Today, Haley Scott is Haley Scott DeMaria, a wife and mother of two in Annapolis. Her book about her emotional and physical recovery, What Though the Odds, co-written by Bob Schaller, is set to hit bookstands Monday under the auspices of USA Swimming, the sport's national governing body.

The book is meant to be a guide on how to emerge from tragedy, not just another beat-the-odds story, Scott DeMaria said.

"Tragedy will affect everybody in their lives to some extent," said Scott DeMaria, 34. "I could not have come out of this without my community."

She rebuffed earlier attempts to tell her tale. For years, she was not ready to relive the night that took the lives of fellow freshmen Meghan Beeler and Colleen Hipp.

The women's swim team was headed back from a meet in Chicago and was just a few miles from home when its bus skidded on an icy highway during a blizzard, struck a culvert and flipped over. Scott climbed out an open window and walked several feet in the snow before clasping her back in pain and collapsing, said teammate Susan Bohdan Walton.

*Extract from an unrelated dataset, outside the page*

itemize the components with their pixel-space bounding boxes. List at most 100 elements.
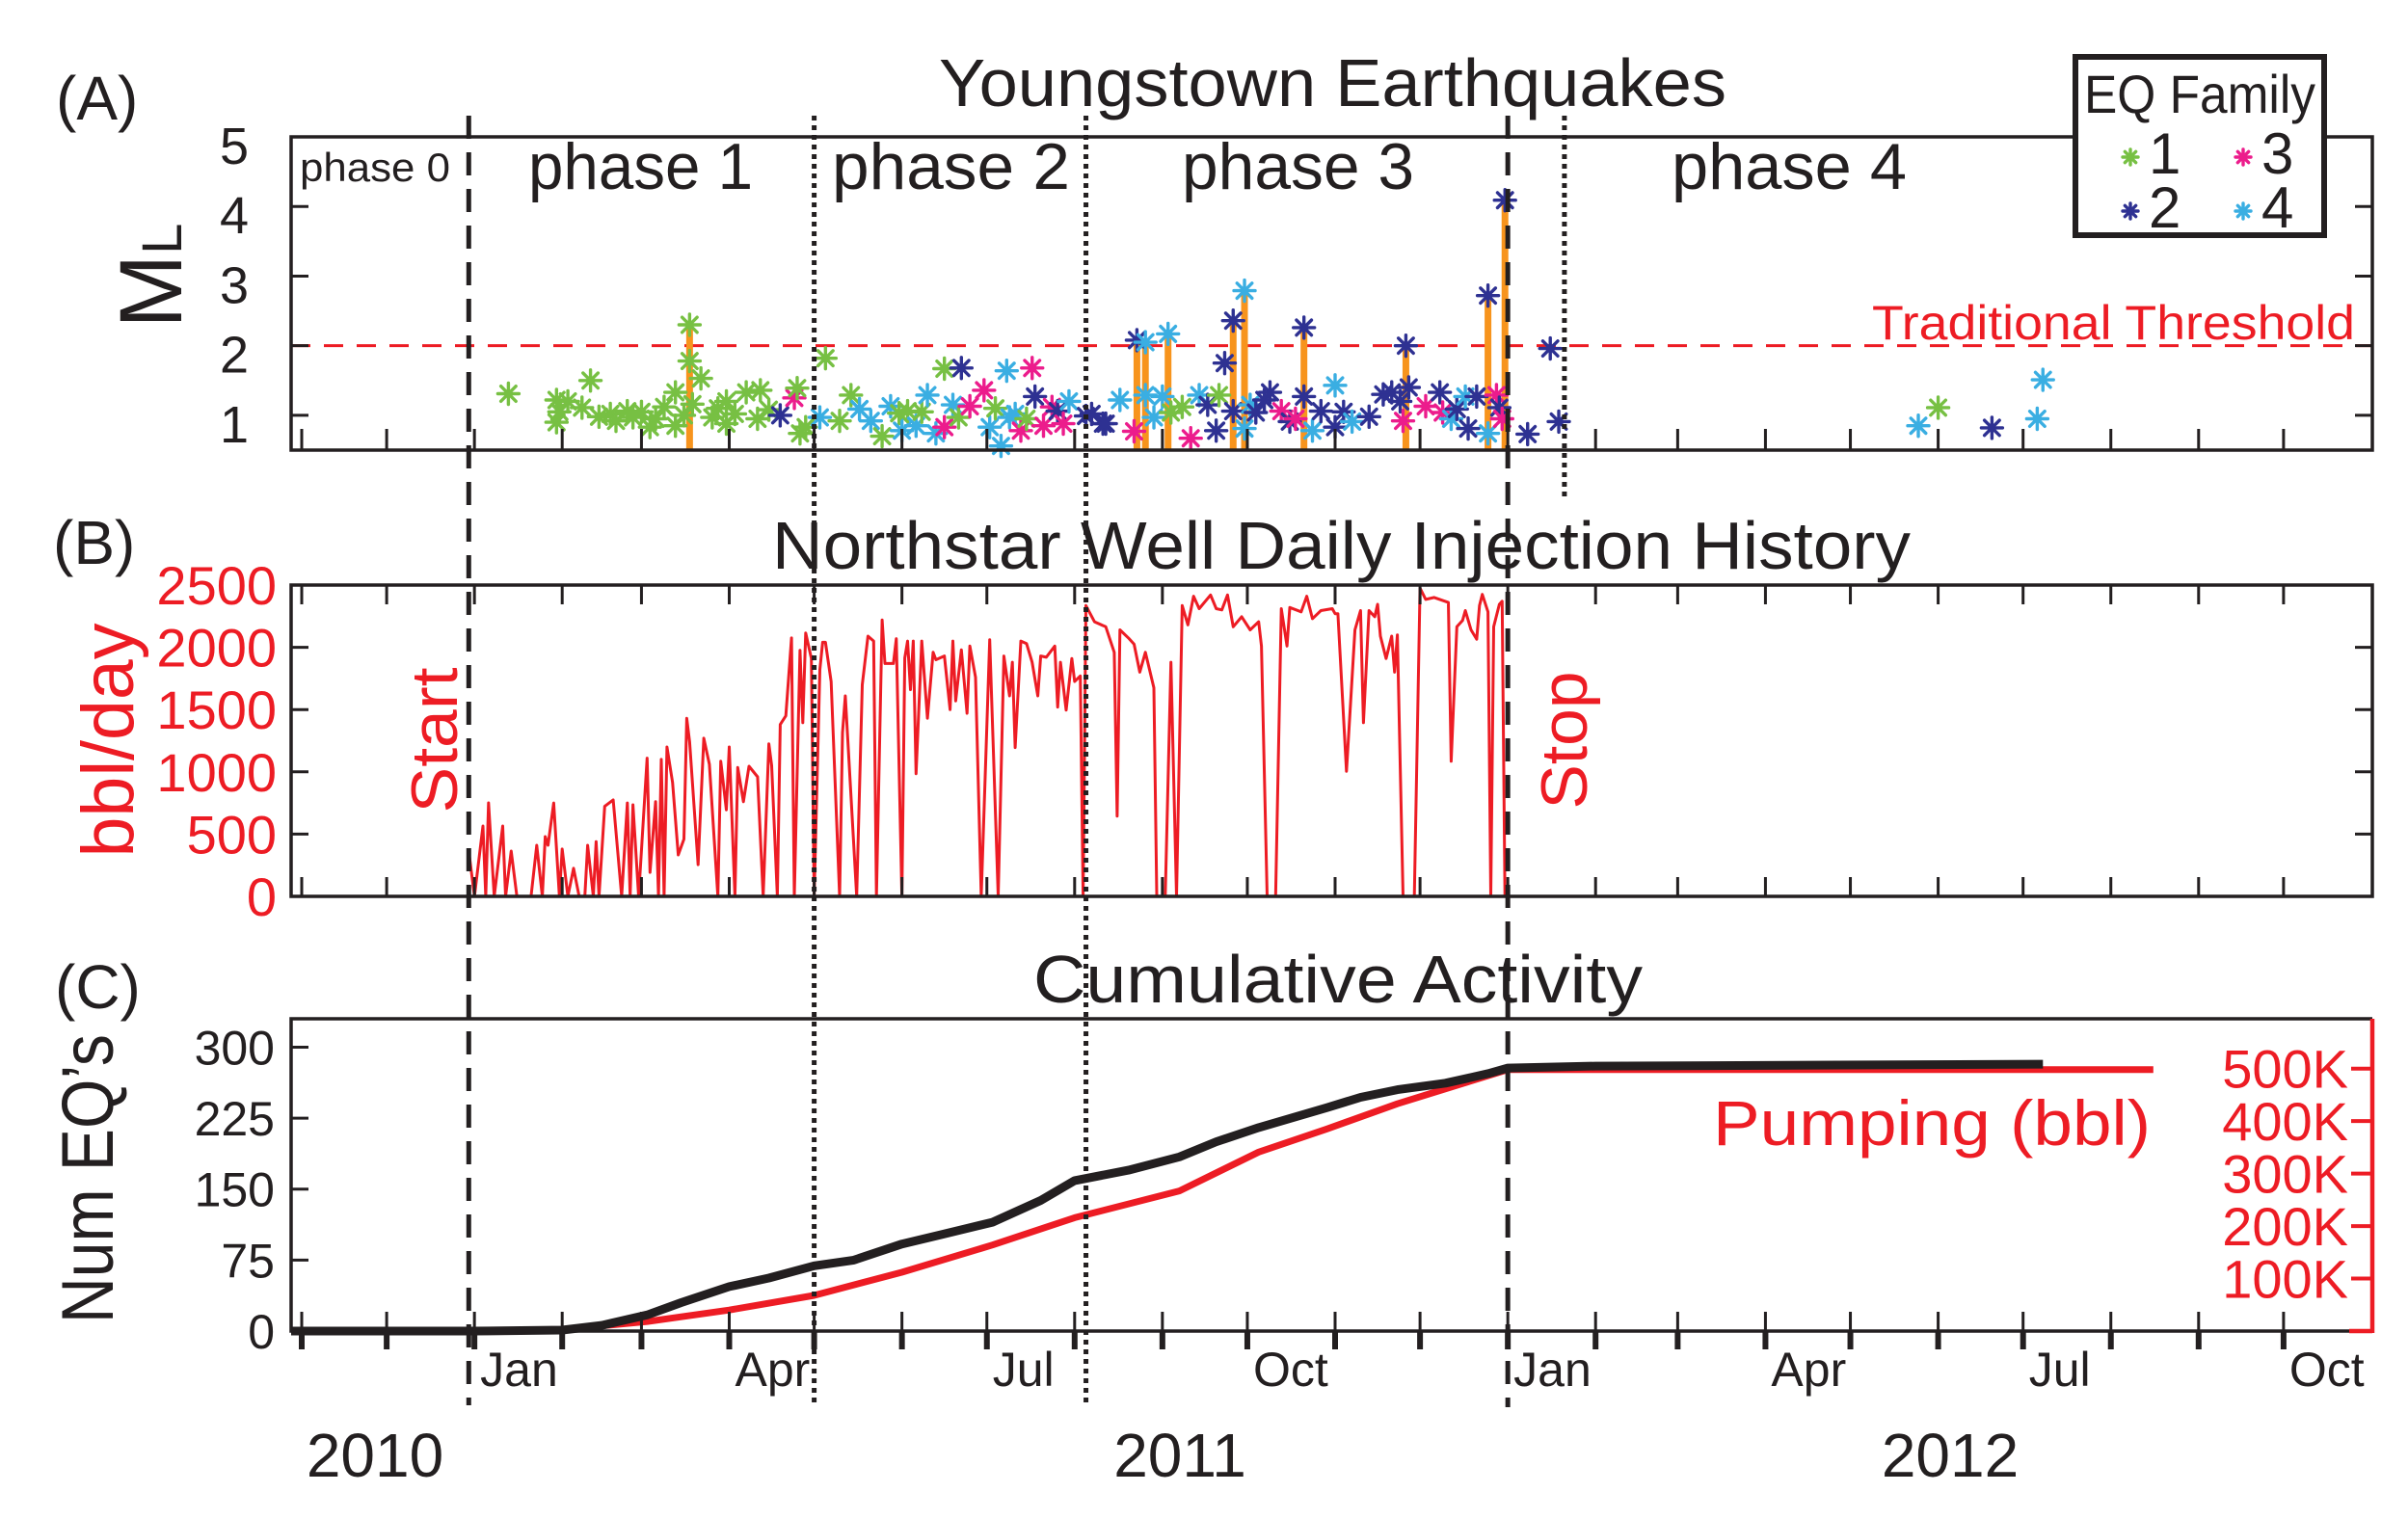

Walton, who suffered whiplash in the accident, stayed with Scott until help arrived an hour later. When Scott complained that she couldn't feel her legs, Walton told her that the coldness of the snow had probably made her feel numb.

In fact, the snow might have prevented permanent paralysis by staving off swelling in her spine, doctors later told Scott. Doctors initially prepared her for life in a wheelchair and the possibility of never bearing children. Her fortunes changed, however, and Scott began a long road to recovery. It included more surgeries when the steel rods supporting her back broke apart and punctured her skin.